I’m going to let myself relax now. I’ve been clenched up tight for four days solid. Like, epic anxiety levels. Eff that. I’m done (for now haha). This baby is going to make it. We’re going the distance. You hear that, little embryo?

Also, did I mention that I love you guys?

 

IVF #1: Ultrasound #1, Kind Of Scary

I had my first ultrasound early this morning. My doctor actually did end up doing the scan, which was nice. The pregnancy is  definitely in the uterus. We saw a gestational sac and a yolk sac, which is all you can really see at this point. So that’s all good news.

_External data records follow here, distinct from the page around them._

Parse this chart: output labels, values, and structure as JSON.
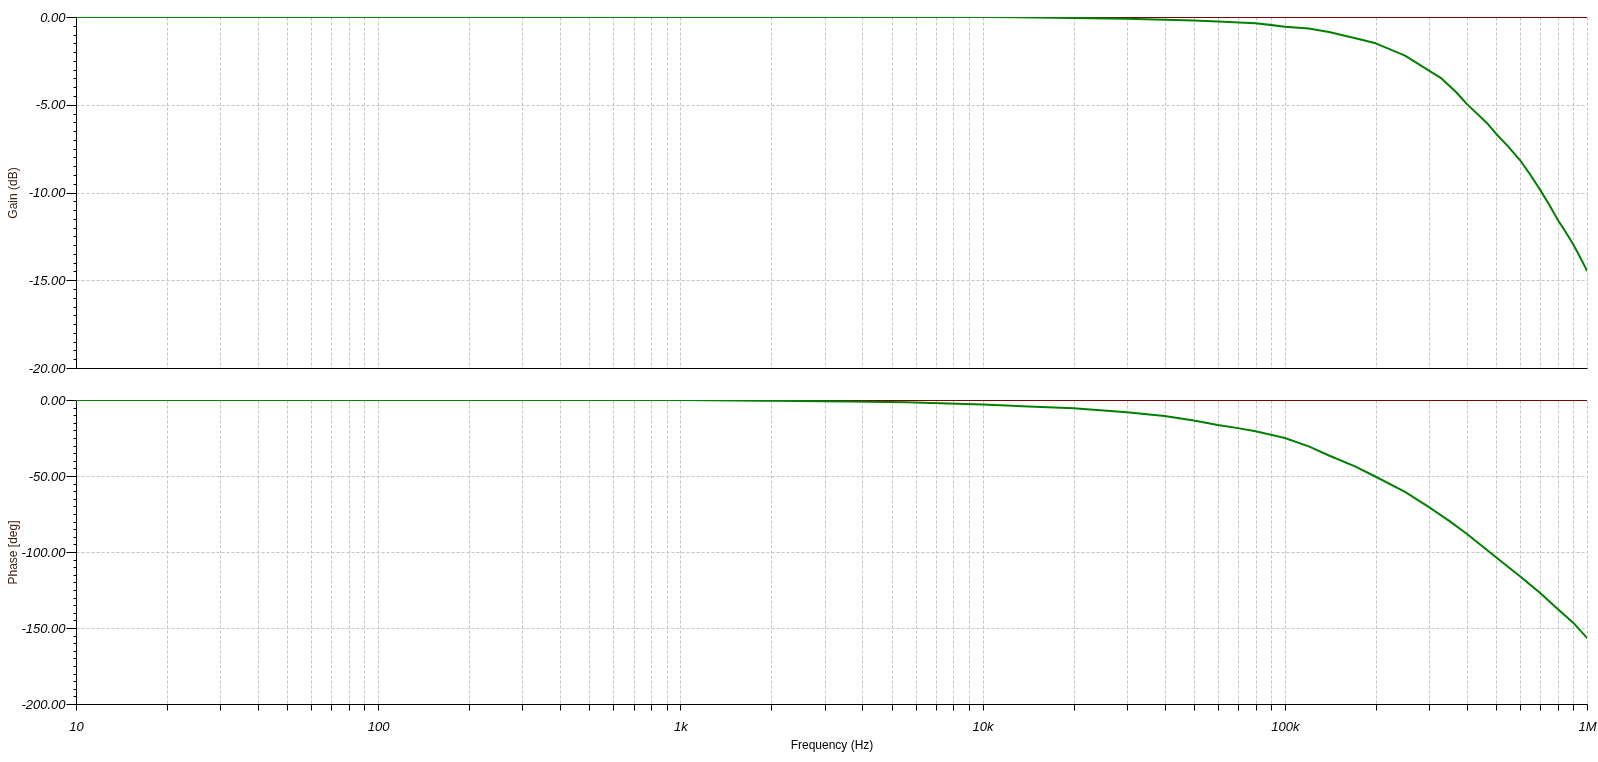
{
  "chart_data": [
    {
      "type": "line",
      "ylabel": "Gain (dB)",
      "log": "x",
      "grid": true,
      "tick_labels": "y",
      "xlim": [
        10,
        1000000
      ],
      "xticks": [
        {
          "value": 10,
          "label": null
        },
        {
          "value": 20,
          "label": null
        },
        {
          "value": 30,
          "label": null
        },
        {
          "value": 40,
          "label": null
        },
        {
          "value": 50,
          "label": null
        },
        {
          "value": 60,
          "label": null
        },
        {
          "value": 70,
          "label": null
        },
        {
          "value": 80,
          "label": null
        },
        {
          "value": 90,
          "label": null
        },
        {
          "value": 100,
          "label": null
        },
        {
          "value": 200,
          "label": null
        },
        {
          "value": 300,
          "label": null
        },
        {
          "value": 400,
          "label": null
        },
        {
          "value": 500,
          "label": null
        },
        {
          "value": 600,
          "label": null
        },
        {
          "value": 700,
          "label": null
        },
        {
          "value": 800,
          "label": null
        },
        {
          "value": 900,
          "label": null
        },
        {
          "value": 1000,
          "label": null
        },
        {
          "value": 2000,
          "label": null
        },
        {
          "value": 3000,
          "label": null
        },
        {
          "value": 4000,
          "label": null
        },
        {
          "value": 5000,
          "label": null
        },
        {
          "value": 6000,
          "label": null
        },
        {
          "value": 7000,
          "label": null
        },
        {
          "value": 8000,
          "label": null
        },
        {
          "value": 9000,
          "label": null
        },
        {
          "value": 10000,
          "label": null
        },
        {
          "value": 20000,
          "label": null
        },
        {
          "value": 30000,
          "label": null
        },
        {
          "value": 40000,
          "label": null
        },
        {
          "value": 50000,
          "label": null
        },
        {
          "value": 60000,
          "label": null
        },
        {
          "value": 70000,
          "label": null
        },
        {
          "value": 80000,
          "label": null
        },
        {
          "value": 90000,
          "label": null
        },
        {
          "value": 100000,
          "label": null
        },
        {
          "value": 200000,
          "label": null
        },
        {
          "value": 300000,
          "label": null
        },
        {
          "value": 400000,
          "label": null
        },
        {
          "value": 500000,
          "label": null
        },
        {
          "value": 600000,
          "label": null
        },
        {
          "value": 700000,
          "label": null
        },
        {
          "value": 800000,
          "label": null
        },
        {
          "value": 900000,
          "label": null
        },
        {
          "value": 1000000,
          "label": null
        }
      ],
      "ylim": [
        -20,
        0
      ],
      "yticks": [
        {
          "value": 0,
          "label": "0.00"
        },
        {
          "value": -0.5,
          "label": null
        },
        {
          "value": -1,
          "label": null
        },
        {
          "value": -1.5,
          "label": null
        },
        {
          "value": -2,
          "label": null
        },
        {
          "value": -2.5,
          "label": null
        },
        {
          "value": -3,
          "label": null
        },
        {
          "value": -3.5,
          "label": null
        },
        {
          "value": -4,
          "label": null
        },
        {
          "value": -4.5,
          "label": null
        },
        {
          "value": -5,
          "label": "-5.00"
        },
        {
          "value": -5.5,
          "label": null
        },
        {
          "value": -6,
          "label": null
        },
        {
          "value": -6.5,
          "label": null
        },
        {
          "value": -7,
          "label": null
        },
        {
          "value": -7.5,
          "label": null
        },
        {
          "value": -8,
          "label": null
        },
        {
          "value": -8.5,
          "label": null
        },
        {
          "value": -9,
          "label": null
        },
        {
          "value": -9.5,
          "label": null
        },
        {
          "value": -10,
          "label": "-10.00"
        },
        {
          "value": -10.5,
          "label": null
        },
        {
          "value": -11,
          "label": null
        },
        {
          "value": -11.5,
          "label": null
        },
        {
          "value": -12,
          "label": null
        },
        {
          "value": -12.5,
          "label": null
        },
        {
          "value": -13,
          "label": null
        },
        {
          "value": -13.5,
          "label": null
        },
        {
          "value": -14,
          "label": null
        },
        {
          "value": -14.5,
          "label": null
        },
        {
          "value": -15,
          "label": "-15.00"
        },
        {
          "value": -15.5,
          "label": null
        },
        {
          "value": -16,
          "label": null
        },
        {
          "value": -16.5,
          "label": null
        },
        {
          "value": -17,
          "label": null
        },
        {
          "value": -17.5,
          "label": null
        },
        {
          "value": -18,
          "label": null
        },
        {
          "value": -18.5,
          "label": null
        },
        {
          "value": -19,
          "label": null
        },
        {
          "value": -19.5,
          "label": null
        },
        {
          "value": -20,
          "label": "-20.00"
        }
      ],
      "series": [
        {
          "color": "#800000",
          "x": [
            12700,
            1000000
          ],
          "values": [
            0,
            0
          ]
        },
        {
          "color": "#008000",
          "x": [
            10,
            100,
            1000,
            10000,
            20000,
            30000,
            50000,
            60000,
            80000,
            100000,
            120000,
            140000,
            170000,
            200000,
            250000,
            300000,
            330000,
            370000,
            400000,
            470000,
            500000,
            550000,
            600000,
            650000,
            700000,
            750000,
            800000,
            850000,
            900000,
            950000,
            1000000
          ],
          "values": [
            0,
            0,
            0,
            0,
            -0.05,
            -0.1,
            -0.2,
            -0.25,
            -0.35,
            -0.55,
            -0.65,
            -0.85,
            -1.2,
            -1.5,
            -2.2,
            -3.05,
            -3.5,
            -4.3,
            -4.95,
            -6.1,
            -6.65,
            -7.4,
            -8.15,
            -9.0,
            -9.85,
            -10.7,
            -11.55,
            -12.25,
            -12.95,
            -13.7,
            -14.45
          ]
        }
      ]
    },
    {
      "type": "line",
      "xlabel": "Frequency (Hz)",
      "ylabel": "Phase [deg]",
      "log": "x",
      "grid": true,
      "xlim": [
        10,
        1000000
      ],
      "xticks": [
        10,
        {
          "value": 20,
          "label": null
        },
        {
          "value": 30,
          "label": null
        },
        {
          "value": 40,
          "label": null
        },
        {
          "value": 50,
          "label": null
        },
        {
          "value": 60,
          "label": null
        },
        {
          "value": 70,
          "label": null
        },
        {
          "value": 80,
          "label": null
        },
        {
          "value": 90,
          "label": null
        },
        100,
        {
          "value": 200,
          "label": null
        },
        {
          "value": 300,
          "label": null
        },
        {
          "value": 400,
          "label": null
        },
        {
          "value": 500,
          "label": null
        },
        {
          "value": 600,
          "label": null
        },
        {
          "value": 700,
          "label": null
        },
        {
          "value": 800,
          "label": null
        },
        {
          "value": 900,
          "label": null
        },
        {
          "value": 1000,
          "label": "1k"
        },
        {
          "value": 2000,
          "label": null
        },
        {
          "value": 3000,
          "label": null
        },
        {
          "value": 4000,
          "label": null
        },
        {
          "value": 5000,
          "label": null
        },
        {
          "value": 6000,
          "label": null
        },
        {
          "value": 7000,
          "label": null
        },
        {
          "value": 8000,
          "label": null
        },
        {
          "value": 9000,
          "label": null
        },
        {
          "value": 10000,
          "label": "10k"
        },
        {
          "value": 20000,
          "label": null
        },
        {
          "value": 30000,
          "label": null
        },
        {
          "value": 40000,
          "label": null
        },
        {
          "value": 50000,
          "label": null
        },
        {
          "value": 60000,
          "label": null
        },
        {
          "value": 70000,
          "label": null
        },
        {
          "value": 80000,
          "label": null
        },
        {
          "value": 90000,
          "label": null
        },
        {
          "value": 100000,
          "label": "100k"
        },
        {
          "value": 200000,
          "label": null
        },
        {
          "value": 300000,
          "label": null
        },
        {
          "value": 400000,
          "label": null
        },
        {
          "value": 500000,
          "label": null
        },
        {
          "value": 600000,
          "label": null
        },
        {
          "value": 700000,
          "label": null
        },
        {
          "value": 800000,
          "label": null
        },
        {
          "value": 900000,
          "label": null
        },
        {
          "value": 1000000,
          "label": "1M"
        }
      ],
      "ylim": [
        -200,
        0
      ],
      "yticks": [
        {
          "value": 0,
          "label": "0.00"
        },
        {
          "value": -5,
          "label": null
        },
        {
          "value": -10,
          "label": null
        },
        {
          "value": -15,
          "label": null
        },
        {
          "value": -20,
          "label": null
        },
        {
          "value": -25,
          "label": null
        },
        {
          "value": -30,
          "label": null
        },
        {
          "value": -35,
          "label": null
        },
        {
          "value": -40,
          "label": null
        },
        {
          "value": -45,
          "label": null
        },
        {
          "value": -50,
          "label": "-50.00"
        },
        {
          "value": -55,
          "label": null
        },
        {
          "value": -60,
          "label": null
        },
        {
          "value": -65,
          "label": null
        },
        {
          "value": -70,
          "label": null
        },
        {
          "value": -75,
          "label": null
        },
        {
          "value": -80,
          "label": null
        },
        {
          "value": -85,
          "label": null
        },
        {
          "value": -90,
          "label": null
        },
        {
          "value": -95,
          "label": null
        },
        {
          "value": -100,
          "label": "-100.00"
        },
        {
          "value": -105,
          "label": null
        },
        {
          "value": -110,
          "label": null
        },
        {
          "value": -115,
          "label": null
        },
        {
          "value": -120,
          "label": null
        },
        {
          "value": -125,
          "label": null
        },
        {
          "value": -130,
          "label": null
        },
        {
          "value": -135,
          "label": null
        },
        {
          "value": -140,
          "label": null
        },
        {
          "value": -145,
          "label": null
        },
        {
          "value": -150,
          "label": "-150.00"
        },
        {
          "value": -155,
          "label": null
        },
        {
          "value": -160,
          "label": null
        },
        {
          "value": -165,
          "label": null
        },
        {
          "value": -170,
          "label": null
        },
        {
          "value": -175,
          "label": null
        },
        {
          "value": -180,
          "label": null
        },
        {
          "value": -185,
          "label": null
        },
        {
          "value": -190,
          "label": null
        },
        {
          "value": -195,
          "label": null
        },
        {
          "value": -200,
          "label": "-200.00"
        }
      ],
      "series": [
        {
          "color": "#800000",
          "x": [
            1100,
            1000000
          ],
          "values": [
            0,
            0
          ]
        },
        {
          "color": "#008000",
          "x": [
            10,
            100,
            1000,
            2000,
            3600,
            5600,
            10000,
            20000,
            30000,
            40000,
            50000,
            60000,
            70000,
            80000,
            100000,
            120000,
            140000,
            170000,
            200000,
            250000,
            300000,
            350000,
            400000,
            500000,
            600000,
            700000,
            800000,
            900000,
            1000000
          ],
          "values": [
            0,
            0,
            0,
            -0.5,
            -1,
            -1.5,
            -3,
            -5.5,
            -8,
            -10.5,
            -13.5,
            -16.5,
            -18.5,
            -20.5,
            -25,
            -30.5,
            -36.5,
            -43.5,
            -50.5,
            -60.5,
            -70.5,
            -79.5,
            -88,
            -103.5,
            -116,
            -127,
            -137.5,
            -146.5,
            -156.5
          ]
        }
      ]
    }
  ]
}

But. And yes, there is a but, ugh. My doctor said the embryo had implanted “off to the left.” Ok, I was thinking this is no big deal. I mean, I’m sure an embryo doesn’t know that it needs to implant dead center, right? Then she went on to say that this meant that she’d “have to watch it” to see how it grows. When I asked her why, she said something about how the uterine wall is thinner there and, depending on how the embryo grows, there’s a chance the pregnancy could break through the uterus. Yeah, that’s not a terrifying image or anything. She didn’t seem too concerned about it, honestly. She said “in most cases, it’s fine.”

I, on the other hand, can’t stop thinking about it. Has anyone ever heard of this? I’m trying not to get too worked up, but I am scared.